After the separation from his first wife, he married the artist Elisa Montessori in 1955, and they had two daughters.

===Olivetti Elea project===
Given his knowledge of electronics, in 1955 Adriano Olivetti hired him into the company and entrusted him with the task of forming a working group which, in collaboration with the University of Pisa, had the aim of designing and building an all Italian electronic calculator, at the suggestion of Enrico Fermi, using the 150 million lire already allocated (for a synchrotron later built in Frascati) for the Pisan Electronic Calculator with valves and transistors. In the same year he separated from his first wife and remarried the painter Elisa Montessori, with whom he had two daughters. He later began working on the largest Olivetti Elea, the greatest transistor supercomputer of the time, later built in 40 examples.

===Industrial vision===
Mario Tchou's activity was based on a vision that focused on high innovation. In the laboratory of Barbaricina (a district of the city of Pisa) he gathered the best brains, all young: "Because new things are only done with young people. Only young people throw themselves into it with enthusiasm, and collaborate in harmony without personalism and without the obstacles deriving from a customary mentality." He considered Italy "at the same level as the most advanced countries in the field of electronic calculating machines from a qualitative point of view. The others, however, receive enormous help from the state. The United States allocates huge sums for electronic research, especially for military purposes. Britain also spends millions of pounds.

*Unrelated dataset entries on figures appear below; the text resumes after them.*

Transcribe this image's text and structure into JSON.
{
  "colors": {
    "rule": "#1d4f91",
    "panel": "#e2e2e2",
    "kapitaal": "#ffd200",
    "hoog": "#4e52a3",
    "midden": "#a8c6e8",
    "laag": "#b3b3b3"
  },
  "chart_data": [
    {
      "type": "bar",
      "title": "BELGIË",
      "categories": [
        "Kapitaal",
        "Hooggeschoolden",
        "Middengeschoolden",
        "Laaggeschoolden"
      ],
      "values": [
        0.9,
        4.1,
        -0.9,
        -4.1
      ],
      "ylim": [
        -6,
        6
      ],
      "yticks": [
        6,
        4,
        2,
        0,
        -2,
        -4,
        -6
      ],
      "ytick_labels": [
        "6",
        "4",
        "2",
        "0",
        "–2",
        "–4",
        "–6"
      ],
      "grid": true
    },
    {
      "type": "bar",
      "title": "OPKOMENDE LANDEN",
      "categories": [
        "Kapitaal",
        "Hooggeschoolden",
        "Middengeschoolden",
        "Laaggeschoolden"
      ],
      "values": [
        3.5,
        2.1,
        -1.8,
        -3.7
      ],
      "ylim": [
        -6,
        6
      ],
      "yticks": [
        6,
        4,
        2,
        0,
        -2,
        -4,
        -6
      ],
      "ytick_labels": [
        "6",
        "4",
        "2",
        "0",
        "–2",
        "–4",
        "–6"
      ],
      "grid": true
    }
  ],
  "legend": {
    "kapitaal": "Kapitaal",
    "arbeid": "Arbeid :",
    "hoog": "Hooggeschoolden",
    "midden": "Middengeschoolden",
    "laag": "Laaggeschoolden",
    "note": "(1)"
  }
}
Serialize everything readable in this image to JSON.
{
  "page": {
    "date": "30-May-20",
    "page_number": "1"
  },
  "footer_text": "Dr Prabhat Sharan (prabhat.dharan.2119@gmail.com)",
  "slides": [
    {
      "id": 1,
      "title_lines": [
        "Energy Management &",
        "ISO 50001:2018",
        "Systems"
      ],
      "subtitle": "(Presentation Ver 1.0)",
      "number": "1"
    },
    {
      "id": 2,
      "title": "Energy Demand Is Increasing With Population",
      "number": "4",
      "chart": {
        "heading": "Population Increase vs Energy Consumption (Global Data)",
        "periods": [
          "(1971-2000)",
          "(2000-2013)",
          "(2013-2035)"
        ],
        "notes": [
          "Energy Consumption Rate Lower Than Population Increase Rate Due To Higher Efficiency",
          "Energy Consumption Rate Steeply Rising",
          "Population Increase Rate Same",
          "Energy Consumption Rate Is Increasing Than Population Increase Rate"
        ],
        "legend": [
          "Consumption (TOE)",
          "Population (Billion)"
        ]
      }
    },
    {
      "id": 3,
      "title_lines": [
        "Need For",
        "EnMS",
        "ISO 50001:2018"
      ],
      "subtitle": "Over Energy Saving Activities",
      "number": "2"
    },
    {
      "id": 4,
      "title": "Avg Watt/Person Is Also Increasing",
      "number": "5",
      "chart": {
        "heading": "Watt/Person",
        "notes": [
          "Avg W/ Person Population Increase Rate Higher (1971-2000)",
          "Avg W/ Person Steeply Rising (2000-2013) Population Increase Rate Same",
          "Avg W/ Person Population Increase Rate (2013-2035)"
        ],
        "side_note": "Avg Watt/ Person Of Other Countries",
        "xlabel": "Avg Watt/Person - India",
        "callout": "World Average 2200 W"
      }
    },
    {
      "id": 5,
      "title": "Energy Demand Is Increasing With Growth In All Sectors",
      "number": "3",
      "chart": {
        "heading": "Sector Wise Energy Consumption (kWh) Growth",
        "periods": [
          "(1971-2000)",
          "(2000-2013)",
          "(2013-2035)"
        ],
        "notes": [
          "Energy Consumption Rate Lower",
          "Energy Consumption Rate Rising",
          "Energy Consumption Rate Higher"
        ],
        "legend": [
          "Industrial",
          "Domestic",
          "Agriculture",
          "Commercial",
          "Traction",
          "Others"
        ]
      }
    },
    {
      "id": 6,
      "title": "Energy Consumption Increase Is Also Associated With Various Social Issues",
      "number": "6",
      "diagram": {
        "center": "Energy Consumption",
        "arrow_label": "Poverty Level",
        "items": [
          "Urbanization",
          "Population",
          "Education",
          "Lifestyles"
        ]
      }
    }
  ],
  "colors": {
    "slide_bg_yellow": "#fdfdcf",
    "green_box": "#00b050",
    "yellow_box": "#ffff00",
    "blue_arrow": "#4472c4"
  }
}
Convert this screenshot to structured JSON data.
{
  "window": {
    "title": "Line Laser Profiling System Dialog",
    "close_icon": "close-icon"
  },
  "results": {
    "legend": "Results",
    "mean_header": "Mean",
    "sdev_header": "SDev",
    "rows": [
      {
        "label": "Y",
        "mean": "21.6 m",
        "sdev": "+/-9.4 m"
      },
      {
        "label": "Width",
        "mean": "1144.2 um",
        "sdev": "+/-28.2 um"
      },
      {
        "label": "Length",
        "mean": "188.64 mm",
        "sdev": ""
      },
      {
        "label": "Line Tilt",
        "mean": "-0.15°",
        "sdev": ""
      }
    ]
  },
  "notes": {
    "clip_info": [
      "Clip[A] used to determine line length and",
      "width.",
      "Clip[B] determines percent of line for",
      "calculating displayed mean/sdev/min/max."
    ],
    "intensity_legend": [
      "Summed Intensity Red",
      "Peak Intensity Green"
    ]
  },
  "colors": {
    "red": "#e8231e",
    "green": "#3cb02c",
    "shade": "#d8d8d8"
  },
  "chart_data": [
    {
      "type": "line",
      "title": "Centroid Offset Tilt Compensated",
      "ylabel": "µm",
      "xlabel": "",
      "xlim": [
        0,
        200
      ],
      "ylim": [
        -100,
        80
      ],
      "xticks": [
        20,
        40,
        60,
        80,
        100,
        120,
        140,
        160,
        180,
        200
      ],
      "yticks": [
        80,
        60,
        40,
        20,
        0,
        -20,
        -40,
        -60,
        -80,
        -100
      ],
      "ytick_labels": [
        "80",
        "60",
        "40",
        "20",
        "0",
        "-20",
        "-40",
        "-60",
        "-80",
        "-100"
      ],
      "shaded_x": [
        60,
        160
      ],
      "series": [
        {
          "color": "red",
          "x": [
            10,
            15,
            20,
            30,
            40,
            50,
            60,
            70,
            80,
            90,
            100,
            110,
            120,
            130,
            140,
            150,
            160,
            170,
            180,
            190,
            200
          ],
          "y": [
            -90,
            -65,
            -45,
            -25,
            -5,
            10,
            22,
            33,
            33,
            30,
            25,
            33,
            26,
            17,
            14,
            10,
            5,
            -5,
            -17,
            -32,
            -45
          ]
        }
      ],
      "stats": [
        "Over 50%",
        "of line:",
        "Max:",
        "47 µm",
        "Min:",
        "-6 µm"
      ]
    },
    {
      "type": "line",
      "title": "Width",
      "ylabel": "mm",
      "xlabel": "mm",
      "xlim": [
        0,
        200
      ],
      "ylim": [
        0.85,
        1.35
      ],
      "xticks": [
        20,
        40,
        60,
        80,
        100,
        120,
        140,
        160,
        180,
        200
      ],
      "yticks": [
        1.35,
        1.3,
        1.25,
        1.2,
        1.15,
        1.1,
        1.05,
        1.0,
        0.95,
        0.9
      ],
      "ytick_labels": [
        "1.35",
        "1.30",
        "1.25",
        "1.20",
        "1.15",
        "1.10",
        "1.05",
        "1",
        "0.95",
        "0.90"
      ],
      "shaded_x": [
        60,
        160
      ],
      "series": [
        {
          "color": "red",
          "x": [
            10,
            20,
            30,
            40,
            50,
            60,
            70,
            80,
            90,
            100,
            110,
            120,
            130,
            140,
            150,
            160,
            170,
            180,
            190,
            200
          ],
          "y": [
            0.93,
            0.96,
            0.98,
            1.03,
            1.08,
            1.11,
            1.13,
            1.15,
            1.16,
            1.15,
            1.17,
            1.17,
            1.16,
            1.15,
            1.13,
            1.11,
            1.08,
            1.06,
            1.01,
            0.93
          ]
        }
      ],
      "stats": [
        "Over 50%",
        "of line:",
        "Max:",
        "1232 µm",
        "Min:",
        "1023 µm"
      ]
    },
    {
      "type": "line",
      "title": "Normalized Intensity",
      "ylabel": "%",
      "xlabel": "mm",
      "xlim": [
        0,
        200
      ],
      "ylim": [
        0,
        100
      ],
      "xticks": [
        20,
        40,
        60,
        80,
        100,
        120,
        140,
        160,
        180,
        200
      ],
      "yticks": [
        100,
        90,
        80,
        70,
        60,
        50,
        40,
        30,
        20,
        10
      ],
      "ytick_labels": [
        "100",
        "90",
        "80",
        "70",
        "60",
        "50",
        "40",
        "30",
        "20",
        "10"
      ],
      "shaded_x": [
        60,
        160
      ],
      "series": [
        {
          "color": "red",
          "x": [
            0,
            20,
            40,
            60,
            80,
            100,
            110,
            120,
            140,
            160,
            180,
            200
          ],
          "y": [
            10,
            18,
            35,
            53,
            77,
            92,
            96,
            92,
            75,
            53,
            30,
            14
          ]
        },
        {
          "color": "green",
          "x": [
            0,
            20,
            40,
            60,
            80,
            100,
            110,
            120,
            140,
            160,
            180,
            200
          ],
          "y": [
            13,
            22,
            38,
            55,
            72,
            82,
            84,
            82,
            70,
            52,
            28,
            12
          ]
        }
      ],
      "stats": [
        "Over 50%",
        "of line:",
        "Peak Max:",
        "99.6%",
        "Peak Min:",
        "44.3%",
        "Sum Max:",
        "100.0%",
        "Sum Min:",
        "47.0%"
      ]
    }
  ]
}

Olivetti's effort is relatively notable, but the others have a more secure future than ours, being helped by the State"

===Last years===
The young engineer personally tried to get closer to Ivrea, the historic headquarters of Olivetti, to break down the wall of distrust that the employees of the mechanical sector had towards the newly formed electronics division, but his attempts were in vain: the mechanical and electronic sectors remained divided, like their respective headquarters, one in Ivrea, the other in Borgolombardo, a hamlet of San Giuliano Milanese, where the Barbaricina group moved in 1960. The engineer was placed in charge of the newly established Electronic Research Laboratory (LRE).

Mario Tchou died together with his driver Francesco Frinzi (1933–1961) in a tragic car accident on the morning of 9 November 1961, at just 37 years old, on the Milan-Turin motorway overpass, just before the Santhià toll booth; the driver lost control of the car after overtaking and crashed into a van. That morning Tchou was traveling to Ivrea to discuss the design of a new transistor architecture.

The sudden death of Tchou, a year after that of Adriano Olivetti, decreed the end of the Elea project and closed an important season for Italian electronics, which at the time saw the industrial and technological leadership of Olivetti. The electronics division was decommissioned and sold to General Electric in 1964.